Sciencemadness Discussion Board

Making a voltaic pile with Euro coins

cnidocyte - 22-8-2010 at 09:39

Can it be done? I tried stacking cells made with 1€ coins + 50c coins separated by some tissue soaked in sea salt but didn't measure any voltage with the multimeter.

The problem is every coin except the brown ones consist mainly of copper and the brown ones are steel plated with copper. Heres the composition of Euro coins:

1c, 2c and 5c: Copper plated steel
10c, 20c and 50c: 89% copper, 5% aluminium, 5% zinc, 1% tin
Centre of 1€ and ring of 2€: 75% copper, 25% nickel
Centre of 2€ and ring of 1€: 75% copper, 20% zinc, 5% nickel

Steel is mainly iron but the brown coins are plated with silver so it doesn't matter what the core is made of does it? My inspiration for making a voltaic pile came after watching an episode of Breaking Bad where the battery of their caravan goes dead out in the desert and they manage to get it started with a voltaic pile made from change. You'd probably need a pile the height of a house to get 12V but I like the idea of being able to produce voltage with coins all the same.

Contrabasso - 22-8-2010 at 22:46

It may work in the movies! Also it's certainly an offence to deface coins.

ScienceSquirrel - 23-8-2010 at 04:05

I think that the voltage would not be a problem but the amperage would be.
I bought my nephew a science kit that had a build your own voltaic pile from zinc and copper discs.
The current produced was tiny, it lit a small LED.
I doubt you could generate the hundeds of amps needed to turn over a motor and start it from a primitive cell like this.

peach - 23-8-2010 at 13:31

First off, you're right that the voltage isn't going to be very much at all even with a few coins.

The squirrel is also correct in that the current capacity of that stack will be minute. If you're using a cheap multimeter, it may have a hard time picking up the voltage on the scale. Multimeters all need some level of 'drive current' to produce the reading, because the circuit or coil that measures it doesn't have a perfect, 100% resistance. On analog meters, it's called the FSD current; full scale deflection, the current needed to move the voltage needle to the end of the scale. Digital ones have something similar.

Why not try a squirt of lemon juice?

In terms of getting a caravan going with one... :) I have enough trouble getting the car going with something that's a pain to pick up and designed for the purpose. Starting a car needs a big jolt of amps. On that note, I always wondered why people didn't stick a capacitor in parallel to supply the pulse as the battery impedance rises (it dies).

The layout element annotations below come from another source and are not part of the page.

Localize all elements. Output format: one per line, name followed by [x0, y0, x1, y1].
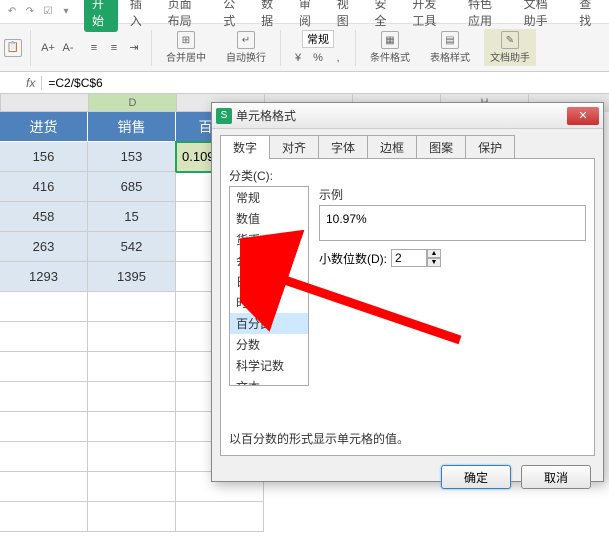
category-label: 分类(C):: [229, 167, 586, 184]
doc-helper-icon: ✎: [501, 31, 519, 49]
cat-number[interactable]: 数值: [230, 208, 308, 229]
doc-helper-label: 文档助手: [490, 49, 530, 64]
cell[interactable]: 1293: [0, 262, 88, 292]
cat-accounting[interactable]: 会计专用: [230, 250, 308, 271]
fx-label[interactable]: fx: [20, 76, 42, 90]
tab-protect[interactable]: 保护: [465, 135, 515, 159]
decimals-spinner[interactable]: ▲ ▼: [391, 249, 441, 267]
tab-border[interactable]: 边框: [367, 135, 417, 159]
cat-date[interactable]: 日期: [230, 271, 308, 292]
merge-label: 合并居中: [166, 49, 206, 64]
ok-button[interactable]: 确定: [441, 465, 511, 489]
tab-dev[interactable]: 开发工具: [404, 0, 456, 32]
close-button[interactable]: ✕: [567, 107, 599, 125]
dialog-buttons: 确定 取消: [212, 465, 603, 499]
cell-format-dialog: S 单元格格式 ✕ 数字 对齐 字体 边框 图案 保护 分类(C): 常规 数值…: [211, 102, 604, 482]
font-group: A+ A-: [39, 40, 77, 56]
tab-review[interactable]: 审阅: [291, 0, 325, 32]
format-options: 示例 10.97% 小数位数(D): ▲ ▼: [319, 186, 586, 386]
tab-insert[interactable]: 插入: [122, 0, 156, 32]
percent-icon[interactable]: %: [309, 50, 327, 66]
tab-number[interactable]: 数字: [220, 135, 270, 159]
cat-percentage[interactable]: 百分比: [230, 313, 308, 334]
cell[interactable]: 1395: [88, 262, 176, 292]
category-list[interactable]: 常规 数值 货币 会计专用 日期 时间 百分比 分数 科学记数 文本 特殊 自定…: [229, 186, 309, 386]
col-header[interactable]: [1, 94, 89, 112]
cat-scientific[interactable]: 科学记数: [230, 355, 308, 376]
tab-security[interactable]: 安全: [367, 0, 401, 32]
dropdown-icon[interactable]: ▾: [58, 4, 74, 20]
quick-access: ↶ ↷ ☑ ▾: [4, 4, 74, 20]
tab-find[interactable]: 查找: [571, 0, 605, 32]
tab-special[interactable]: 特色应用: [460, 0, 512, 32]
comma-icon[interactable]: ,: [329, 50, 347, 66]
cat-time[interactable]: 时间: [230, 292, 308, 313]
wps-logo-icon: S: [216, 108, 232, 124]
table-style-icon: ▤: [441, 31, 459, 49]
merge-icon: ⊞: [177, 31, 195, 49]
formula-bar: fx: [0, 72, 609, 94]
tab-start[interactable]: 开始: [84, 0, 118, 32]
merge-center-button[interactable]: ⊞ 合并居中: [160, 29, 212, 66]
spin-up-icon[interactable]: ▲: [427, 249, 441, 258]
decimals-label: 小数位数(D):: [319, 250, 387, 267]
cat-text[interactable]: 文本: [230, 376, 308, 386]
wrap-icon: ↵: [237, 31, 255, 49]
indent-icon[interactable]: ⇥: [125, 40, 143, 56]
conditional-format-button[interactable]: ▦ 条件格式: [364, 29, 416, 66]
tab-view[interactable]: 视图: [329, 0, 363, 32]
dialog-tabs: 数字 对齐 字体 边框 图案 保护: [212, 129, 603, 159]
currency-icon[interactable]: ¥: [289, 50, 307, 66]
col-header-d[interactable]: D: [89, 94, 177, 112]
number-format-dropdown[interactable]: 常规: [302, 30, 334, 48]
doc-helper-button[interactable]: ✎ 文档助手: [484, 29, 536, 66]
header-sales[interactable]: 销售: [88, 112, 176, 142]
paste-icon[interactable]: 📋: [4, 39, 22, 57]
tab-align[interactable]: 对齐: [269, 135, 319, 159]
dialog-body: 分类(C): 常规 数值 货币 会计专用 日期 时间 百分比 分数 科学记数 文…: [220, 158, 595, 456]
header-stock[interactable]: 进货: [0, 112, 88, 142]
sample-box: 10.97%: [319, 205, 586, 241]
wrap-text-button[interactable]: ↵ 自动换行: [220, 29, 272, 66]
cat-general[interactable]: 常规: [230, 187, 308, 208]
cell[interactable]: 15: [88, 202, 176, 232]
tab-dochelp[interactable]: 文档助手: [516, 0, 568, 32]
menu-bar: ↶ ↷ ☑ ▾ 开始 插入 页面布局 公式 数据 审阅 视图 安全 开发工具 特…: [0, 0, 609, 24]
tab-formula[interactable]: 公式: [215, 0, 249, 32]
save-icon[interactable]: ☑: [40, 4, 56, 20]
cell[interactable]: 156: [0, 142, 88, 172]
tab-layout[interactable]: 页面布局: [160, 0, 212, 32]
cond-label: 条件格式: [370, 49, 410, 64]
menu-tabs: 开始 插入 页面布局 公式 数据 审阅 视图 安全 开发工具 特色应用 文档助手…: [84, 0, 605, 32]
formula-input[interactable]: [42, 76, 609, 90]
cell[interactable]: 685: [88, 172, 176, 202]
cat-fraction[interactable]: 分数: [230, 334, 308, 355]
cell[interactable]: 542: [88, 232, 176, 262]
font-increase[interactable]: A+: [39, 40, 57, 56]
wrap-label: 自动换行: [226, 49, 266, 64]
align-center-icon[interactable]: ≡: [105, 40, 123, 56]
redo-icon[interactable]: ↷: [22, 4, 38, 20]
tab-data[interactable]: 数据: [253, 0, 287, 32]
cell[interactable]: 153: [88, 142, 176, 172]
align-left-icon[interactable]: ≡: [85, 40, 103, 56]
cell[interactable]: 458: [0, 202, 88, 232]
sample-label: 示例: [319, 186, 586, 203]
dialog-titlebar[interactable]: S 单元格格式 ✕: [212, 103, 603, 129]
tab-pattern[interactable]: 图案: [416, 135, 466, 159]
dialog-title: 单元格格式: [236, 107, 567, 124]
tab-font[interactable]: 字体: [318, 135, 368, 159]
decimals-input[interactable]: [391, 249, 427, 267]
table-style-button[interactable]: ▤ 表格样式: [424, 29, 476, 66]
cat-currency[interactable]: 货币: [230, 229, 308, 250]
format-description: 以百分数的形式显示单元格的值。: [229, 430, 409, 447]
cancel-button[interactable]: 取消: [521, 465, 591, 489]
cell[interactable]: 263: [0, 232, 88, 262]
cell[interactable]: 416: [0, 172, 88, 202]
cond-format-icon: ▦: [381, 31, 399, 49]
undo-icon[interactable]: ↶: [4, 4, 20, 20]
spin-down-icon[interactable]: ▼: [427, 258, 441, 267]
table-style-label: 表格样式: [430, 49, 470, 64]
font-decrease[interactable]: A-: [59, 40, 77, 56]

Copper plated steel? Yuck. :mad:

bbartlog - 23-8-2010 at 14:22

Calculate the size (and cost) of the capacitor required and I think you'll have your answer...

peach - 24-8-2010 at 02:08

This is fairly big and cheap

I don't know the precise starting current or energy, but such a vast amount of capacitance over the cell drastically reduces the impedance.

It's impedance that kills batteries, as opposed to a lack of potential energy. Well, it's a combination of the two to some degree, but the inactive materials in the battery blocking the current path drastically reduce it's current carrying capacity. That's why Maxwell and the like have started producing these super capacitors. These audio fans are trying to get kW of current through the amps.

The capacitor wouldn't need to supply the full start energy / current, just bypass some of the cell's impedance.

When in doubt, add ten more batteries

And a stack of bypass

[Edited on 24-8-2010 by peach]

Contrabasso - 26-8-2010 at 09:06

With any primary cell the electrodes are of specified elements for the typical cell voltage. Alloys usually do not work. In fact Al - Cu forms a destructive cell on the one plate of the attempted cell. That's why sunken aircraft don't last as wrecks because the high performance alloys corrode to destruction in water.